Angela wrote:
On 8/9/06, Wildrick Steele wildrick.steele@gmail.com wrote:
Actually not. There weren't any stewards around and the perpetrator remained sysopped for a full day, doing hundreds of random blocks and unblocks. We had to wait for developer intervention to remove the flag in the database. Quite a nonperformance for the otherwise well-functioning steward team. We'll take Wikimania as a good excuse :-)
Wikimania may have been part of the problem. Also, the request at http://meta.wikimedia.org/wiki/Requests_for_permissions#Removal_of_access seems to have been lost amongst the noise of dozens of other requests, which for some reason, no longer get immediately archived, so it's not easy to see whether or not there are outstanding requests. Perhaps moving urgent requests to a separate section at the top would help in future. There is a (not-very-active) IRC channel at #wikimedia-stewards, but the #wikimedia channel is often a better place to find a steward in an emergency. I don't know whether either of these channels were tried before finding a developer.
This might just be a sign that new steward elections are required.

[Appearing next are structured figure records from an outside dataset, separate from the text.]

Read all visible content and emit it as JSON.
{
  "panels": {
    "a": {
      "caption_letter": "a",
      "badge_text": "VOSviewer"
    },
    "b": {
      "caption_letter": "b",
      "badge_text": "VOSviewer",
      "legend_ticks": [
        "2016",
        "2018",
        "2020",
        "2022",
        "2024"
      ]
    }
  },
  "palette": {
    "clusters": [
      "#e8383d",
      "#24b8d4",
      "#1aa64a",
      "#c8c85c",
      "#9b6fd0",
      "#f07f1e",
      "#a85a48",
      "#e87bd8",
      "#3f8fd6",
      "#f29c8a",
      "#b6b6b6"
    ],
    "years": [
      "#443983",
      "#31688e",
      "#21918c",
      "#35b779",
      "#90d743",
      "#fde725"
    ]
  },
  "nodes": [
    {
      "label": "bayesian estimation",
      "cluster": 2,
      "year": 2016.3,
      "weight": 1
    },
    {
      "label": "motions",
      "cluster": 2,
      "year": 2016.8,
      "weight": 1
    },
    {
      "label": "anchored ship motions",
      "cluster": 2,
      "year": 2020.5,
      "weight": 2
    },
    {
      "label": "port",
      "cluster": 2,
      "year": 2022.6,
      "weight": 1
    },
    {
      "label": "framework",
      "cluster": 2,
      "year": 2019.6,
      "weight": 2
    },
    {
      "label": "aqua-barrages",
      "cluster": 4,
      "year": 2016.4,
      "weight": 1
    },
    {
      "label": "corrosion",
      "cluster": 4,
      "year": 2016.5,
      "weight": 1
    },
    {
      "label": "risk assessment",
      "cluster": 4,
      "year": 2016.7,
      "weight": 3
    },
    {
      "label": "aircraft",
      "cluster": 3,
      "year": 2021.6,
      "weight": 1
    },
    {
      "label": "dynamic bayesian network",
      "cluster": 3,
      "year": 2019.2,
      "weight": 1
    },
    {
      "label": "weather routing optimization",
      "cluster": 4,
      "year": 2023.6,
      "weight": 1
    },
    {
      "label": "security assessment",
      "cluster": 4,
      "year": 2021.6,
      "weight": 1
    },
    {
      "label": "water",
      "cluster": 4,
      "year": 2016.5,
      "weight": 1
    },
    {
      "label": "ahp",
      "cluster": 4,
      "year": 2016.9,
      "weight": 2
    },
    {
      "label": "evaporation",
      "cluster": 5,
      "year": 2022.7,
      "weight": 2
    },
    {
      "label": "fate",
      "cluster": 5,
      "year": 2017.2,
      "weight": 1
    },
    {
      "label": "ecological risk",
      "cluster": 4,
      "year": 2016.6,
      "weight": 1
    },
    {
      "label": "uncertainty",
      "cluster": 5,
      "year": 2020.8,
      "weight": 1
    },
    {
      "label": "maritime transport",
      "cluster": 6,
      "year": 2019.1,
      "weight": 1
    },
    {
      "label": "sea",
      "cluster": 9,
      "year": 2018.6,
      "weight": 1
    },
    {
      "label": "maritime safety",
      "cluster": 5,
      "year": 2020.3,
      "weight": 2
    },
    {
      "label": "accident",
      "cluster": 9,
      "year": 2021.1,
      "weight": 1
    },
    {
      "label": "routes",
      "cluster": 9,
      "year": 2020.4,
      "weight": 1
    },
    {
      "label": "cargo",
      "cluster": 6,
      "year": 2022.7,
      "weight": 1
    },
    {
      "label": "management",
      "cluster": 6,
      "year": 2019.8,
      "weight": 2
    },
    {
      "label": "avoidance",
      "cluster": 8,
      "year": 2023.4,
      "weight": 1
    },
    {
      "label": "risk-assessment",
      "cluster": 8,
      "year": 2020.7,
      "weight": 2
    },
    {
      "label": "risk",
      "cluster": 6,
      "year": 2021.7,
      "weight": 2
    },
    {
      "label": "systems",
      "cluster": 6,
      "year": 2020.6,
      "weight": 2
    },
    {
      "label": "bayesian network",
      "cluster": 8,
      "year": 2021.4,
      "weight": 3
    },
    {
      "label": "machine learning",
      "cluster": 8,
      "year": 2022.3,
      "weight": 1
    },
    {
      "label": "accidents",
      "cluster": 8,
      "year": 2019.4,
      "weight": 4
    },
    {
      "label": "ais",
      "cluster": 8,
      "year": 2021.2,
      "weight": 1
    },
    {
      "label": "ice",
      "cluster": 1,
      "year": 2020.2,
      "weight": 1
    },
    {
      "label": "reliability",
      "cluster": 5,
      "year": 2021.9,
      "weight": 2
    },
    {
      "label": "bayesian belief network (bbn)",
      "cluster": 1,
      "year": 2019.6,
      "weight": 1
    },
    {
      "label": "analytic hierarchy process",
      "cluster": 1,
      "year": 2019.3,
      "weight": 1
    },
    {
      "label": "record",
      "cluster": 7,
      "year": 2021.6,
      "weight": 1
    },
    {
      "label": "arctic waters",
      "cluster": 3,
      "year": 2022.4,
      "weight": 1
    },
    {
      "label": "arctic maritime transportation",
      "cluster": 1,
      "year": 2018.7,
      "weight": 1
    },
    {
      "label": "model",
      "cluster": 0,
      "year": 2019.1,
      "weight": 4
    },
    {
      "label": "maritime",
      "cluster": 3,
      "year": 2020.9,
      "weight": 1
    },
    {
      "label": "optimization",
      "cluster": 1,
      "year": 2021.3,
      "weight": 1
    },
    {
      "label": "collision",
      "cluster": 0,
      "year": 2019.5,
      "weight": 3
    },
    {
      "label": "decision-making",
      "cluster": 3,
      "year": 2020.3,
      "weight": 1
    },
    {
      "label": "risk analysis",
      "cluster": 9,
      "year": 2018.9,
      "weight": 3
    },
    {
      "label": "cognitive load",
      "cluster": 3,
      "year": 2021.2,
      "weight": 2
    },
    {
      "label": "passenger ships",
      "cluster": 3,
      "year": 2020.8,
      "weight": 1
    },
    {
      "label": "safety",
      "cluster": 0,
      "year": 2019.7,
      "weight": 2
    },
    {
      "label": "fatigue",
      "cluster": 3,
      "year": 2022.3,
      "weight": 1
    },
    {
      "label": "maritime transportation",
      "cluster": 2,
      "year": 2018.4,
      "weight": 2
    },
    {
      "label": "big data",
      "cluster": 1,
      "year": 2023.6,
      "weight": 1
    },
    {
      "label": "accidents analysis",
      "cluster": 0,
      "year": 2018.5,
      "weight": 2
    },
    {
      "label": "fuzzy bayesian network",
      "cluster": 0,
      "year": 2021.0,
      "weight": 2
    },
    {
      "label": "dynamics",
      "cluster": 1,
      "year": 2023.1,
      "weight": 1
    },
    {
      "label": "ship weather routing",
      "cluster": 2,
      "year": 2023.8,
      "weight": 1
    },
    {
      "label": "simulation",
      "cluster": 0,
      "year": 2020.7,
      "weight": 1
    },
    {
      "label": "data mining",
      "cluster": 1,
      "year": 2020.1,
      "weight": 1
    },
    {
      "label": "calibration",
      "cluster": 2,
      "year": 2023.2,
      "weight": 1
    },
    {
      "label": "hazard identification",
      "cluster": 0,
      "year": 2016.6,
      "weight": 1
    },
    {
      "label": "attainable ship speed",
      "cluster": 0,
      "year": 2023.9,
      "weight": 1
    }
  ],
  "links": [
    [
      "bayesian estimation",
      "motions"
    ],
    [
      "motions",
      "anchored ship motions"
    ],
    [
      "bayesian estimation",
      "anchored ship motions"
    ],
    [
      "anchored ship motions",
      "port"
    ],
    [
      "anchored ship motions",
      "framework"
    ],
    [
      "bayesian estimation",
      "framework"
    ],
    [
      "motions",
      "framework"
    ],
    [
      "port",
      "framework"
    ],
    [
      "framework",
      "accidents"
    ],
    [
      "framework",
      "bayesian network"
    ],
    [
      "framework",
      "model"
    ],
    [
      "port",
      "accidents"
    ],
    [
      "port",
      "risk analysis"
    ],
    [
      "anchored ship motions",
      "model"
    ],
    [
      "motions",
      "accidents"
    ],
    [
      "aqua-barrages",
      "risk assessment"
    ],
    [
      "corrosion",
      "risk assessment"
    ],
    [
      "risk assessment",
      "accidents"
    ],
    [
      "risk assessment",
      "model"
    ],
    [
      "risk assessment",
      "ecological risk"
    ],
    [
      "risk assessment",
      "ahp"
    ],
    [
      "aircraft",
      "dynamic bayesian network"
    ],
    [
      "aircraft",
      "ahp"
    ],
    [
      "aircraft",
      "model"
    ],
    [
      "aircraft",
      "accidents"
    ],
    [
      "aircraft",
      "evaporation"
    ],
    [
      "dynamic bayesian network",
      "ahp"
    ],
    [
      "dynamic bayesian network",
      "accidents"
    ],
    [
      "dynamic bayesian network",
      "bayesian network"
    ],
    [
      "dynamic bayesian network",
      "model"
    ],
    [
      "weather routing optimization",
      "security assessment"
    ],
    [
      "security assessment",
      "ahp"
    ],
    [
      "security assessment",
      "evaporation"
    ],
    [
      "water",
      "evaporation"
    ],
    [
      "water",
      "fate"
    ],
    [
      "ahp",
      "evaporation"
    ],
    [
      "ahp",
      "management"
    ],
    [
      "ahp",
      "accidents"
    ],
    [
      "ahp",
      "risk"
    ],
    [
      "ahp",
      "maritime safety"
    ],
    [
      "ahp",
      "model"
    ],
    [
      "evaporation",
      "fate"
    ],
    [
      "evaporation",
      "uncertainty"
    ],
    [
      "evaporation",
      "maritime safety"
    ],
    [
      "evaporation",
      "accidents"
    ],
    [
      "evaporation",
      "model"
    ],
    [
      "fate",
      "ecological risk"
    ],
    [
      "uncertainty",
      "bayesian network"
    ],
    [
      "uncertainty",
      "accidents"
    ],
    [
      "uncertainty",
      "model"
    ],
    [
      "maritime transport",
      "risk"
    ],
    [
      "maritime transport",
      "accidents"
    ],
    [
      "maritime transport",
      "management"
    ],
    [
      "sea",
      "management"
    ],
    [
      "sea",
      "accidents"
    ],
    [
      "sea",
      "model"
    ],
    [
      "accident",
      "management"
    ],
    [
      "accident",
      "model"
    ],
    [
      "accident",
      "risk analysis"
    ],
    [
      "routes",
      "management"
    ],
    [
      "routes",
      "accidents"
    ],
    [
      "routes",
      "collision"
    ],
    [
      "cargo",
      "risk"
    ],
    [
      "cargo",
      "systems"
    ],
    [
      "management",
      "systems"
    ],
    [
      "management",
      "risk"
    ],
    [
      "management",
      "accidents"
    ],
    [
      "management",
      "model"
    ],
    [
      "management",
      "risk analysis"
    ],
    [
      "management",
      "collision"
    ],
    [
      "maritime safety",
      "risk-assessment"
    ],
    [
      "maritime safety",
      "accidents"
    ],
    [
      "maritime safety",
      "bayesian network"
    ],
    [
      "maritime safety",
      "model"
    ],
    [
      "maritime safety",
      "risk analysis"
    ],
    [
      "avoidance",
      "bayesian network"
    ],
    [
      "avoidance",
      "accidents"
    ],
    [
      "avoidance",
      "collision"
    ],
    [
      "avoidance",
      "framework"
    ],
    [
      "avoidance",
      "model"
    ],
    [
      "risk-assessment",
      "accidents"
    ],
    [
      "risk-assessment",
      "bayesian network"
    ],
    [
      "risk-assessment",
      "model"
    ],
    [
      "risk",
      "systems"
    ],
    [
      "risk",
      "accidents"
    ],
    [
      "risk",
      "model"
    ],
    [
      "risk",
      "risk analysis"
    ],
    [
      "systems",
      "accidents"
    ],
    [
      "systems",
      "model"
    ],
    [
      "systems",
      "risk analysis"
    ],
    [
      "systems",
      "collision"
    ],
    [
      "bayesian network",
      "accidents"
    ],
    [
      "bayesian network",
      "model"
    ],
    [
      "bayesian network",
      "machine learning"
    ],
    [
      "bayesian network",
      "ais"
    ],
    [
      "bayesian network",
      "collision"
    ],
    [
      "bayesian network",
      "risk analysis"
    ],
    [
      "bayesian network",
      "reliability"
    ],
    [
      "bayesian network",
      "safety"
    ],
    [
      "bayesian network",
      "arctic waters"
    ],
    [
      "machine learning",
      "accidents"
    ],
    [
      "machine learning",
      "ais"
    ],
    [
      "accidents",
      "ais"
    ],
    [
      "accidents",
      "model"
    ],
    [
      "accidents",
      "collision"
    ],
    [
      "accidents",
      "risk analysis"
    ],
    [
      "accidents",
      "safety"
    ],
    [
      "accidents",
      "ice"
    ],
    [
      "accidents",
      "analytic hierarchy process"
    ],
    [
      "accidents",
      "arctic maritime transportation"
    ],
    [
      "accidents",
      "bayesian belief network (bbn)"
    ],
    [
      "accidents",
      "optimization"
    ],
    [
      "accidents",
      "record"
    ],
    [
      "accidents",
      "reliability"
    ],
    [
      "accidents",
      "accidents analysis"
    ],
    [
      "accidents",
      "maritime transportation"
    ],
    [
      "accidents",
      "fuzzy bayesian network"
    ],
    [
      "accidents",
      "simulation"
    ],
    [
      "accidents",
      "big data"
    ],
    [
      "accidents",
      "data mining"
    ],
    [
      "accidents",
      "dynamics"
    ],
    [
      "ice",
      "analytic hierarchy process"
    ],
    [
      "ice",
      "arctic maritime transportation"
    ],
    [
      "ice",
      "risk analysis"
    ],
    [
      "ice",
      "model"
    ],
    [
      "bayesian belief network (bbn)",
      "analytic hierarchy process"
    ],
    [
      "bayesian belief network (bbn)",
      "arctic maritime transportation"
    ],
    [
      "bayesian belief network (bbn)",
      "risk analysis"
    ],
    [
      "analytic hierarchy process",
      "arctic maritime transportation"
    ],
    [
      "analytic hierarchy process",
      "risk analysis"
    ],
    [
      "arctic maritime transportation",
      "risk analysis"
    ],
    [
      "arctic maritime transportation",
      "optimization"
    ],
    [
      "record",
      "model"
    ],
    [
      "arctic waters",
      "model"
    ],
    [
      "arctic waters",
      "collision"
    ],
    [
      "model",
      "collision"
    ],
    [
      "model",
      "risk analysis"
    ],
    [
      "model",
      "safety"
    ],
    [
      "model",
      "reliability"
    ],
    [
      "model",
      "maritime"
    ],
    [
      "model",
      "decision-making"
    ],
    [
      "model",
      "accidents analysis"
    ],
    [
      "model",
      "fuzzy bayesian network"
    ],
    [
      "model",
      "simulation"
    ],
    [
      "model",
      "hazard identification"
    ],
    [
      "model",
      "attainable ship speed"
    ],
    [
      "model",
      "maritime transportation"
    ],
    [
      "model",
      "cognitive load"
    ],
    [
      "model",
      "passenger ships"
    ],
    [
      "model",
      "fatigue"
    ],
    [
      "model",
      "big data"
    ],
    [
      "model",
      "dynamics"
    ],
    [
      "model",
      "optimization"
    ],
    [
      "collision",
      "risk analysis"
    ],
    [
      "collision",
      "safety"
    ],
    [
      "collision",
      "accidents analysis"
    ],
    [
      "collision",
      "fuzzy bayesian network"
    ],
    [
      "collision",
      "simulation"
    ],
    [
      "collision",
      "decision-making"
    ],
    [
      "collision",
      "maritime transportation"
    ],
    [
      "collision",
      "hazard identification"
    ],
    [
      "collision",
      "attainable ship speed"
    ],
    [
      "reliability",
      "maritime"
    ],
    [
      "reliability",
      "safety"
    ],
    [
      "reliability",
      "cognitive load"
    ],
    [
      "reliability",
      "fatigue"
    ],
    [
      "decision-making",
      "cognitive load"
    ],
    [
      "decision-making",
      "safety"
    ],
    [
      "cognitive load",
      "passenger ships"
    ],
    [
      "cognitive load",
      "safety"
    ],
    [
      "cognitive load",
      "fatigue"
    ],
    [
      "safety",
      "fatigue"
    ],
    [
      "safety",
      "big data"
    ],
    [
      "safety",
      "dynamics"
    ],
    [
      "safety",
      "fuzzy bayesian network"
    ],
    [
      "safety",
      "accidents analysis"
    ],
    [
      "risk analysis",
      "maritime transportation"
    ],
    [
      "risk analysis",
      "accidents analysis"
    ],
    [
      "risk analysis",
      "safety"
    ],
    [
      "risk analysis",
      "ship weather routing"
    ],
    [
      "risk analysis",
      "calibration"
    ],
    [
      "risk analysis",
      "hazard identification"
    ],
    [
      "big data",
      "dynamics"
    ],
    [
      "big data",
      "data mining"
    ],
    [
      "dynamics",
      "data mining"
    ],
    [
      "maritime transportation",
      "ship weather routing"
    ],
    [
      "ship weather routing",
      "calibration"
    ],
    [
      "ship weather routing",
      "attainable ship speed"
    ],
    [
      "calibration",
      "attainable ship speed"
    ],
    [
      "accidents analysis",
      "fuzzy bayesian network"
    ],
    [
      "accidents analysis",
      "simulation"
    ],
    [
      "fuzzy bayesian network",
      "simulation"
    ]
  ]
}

The other possibility would be to give bureaucrats the power to de-sysop.
Fortunately, these rogue sysops are uncommon, but bureaucrats are more often in a position to act quickly when this sort of activity happens. It would also be handy to have this available for de-sysopping inactive admins; the latter can also be reactivated on request without the need for votes or other complicated community processes.
While it is also possible that there can be rogue bureaucrats, these will be proportionally rarer than rogue admins. Anyone who has become a bureaucrat has a very high degree of trust in the community, and especially in relatively larger communities there is sufficient oversight to prevent the abuses that may be more common with the untested bureaucrats of tiny communities. Speaking arbitrarily, one could define a larger community, as one with at least 50,000 articles and/or 2 active bureaucrats.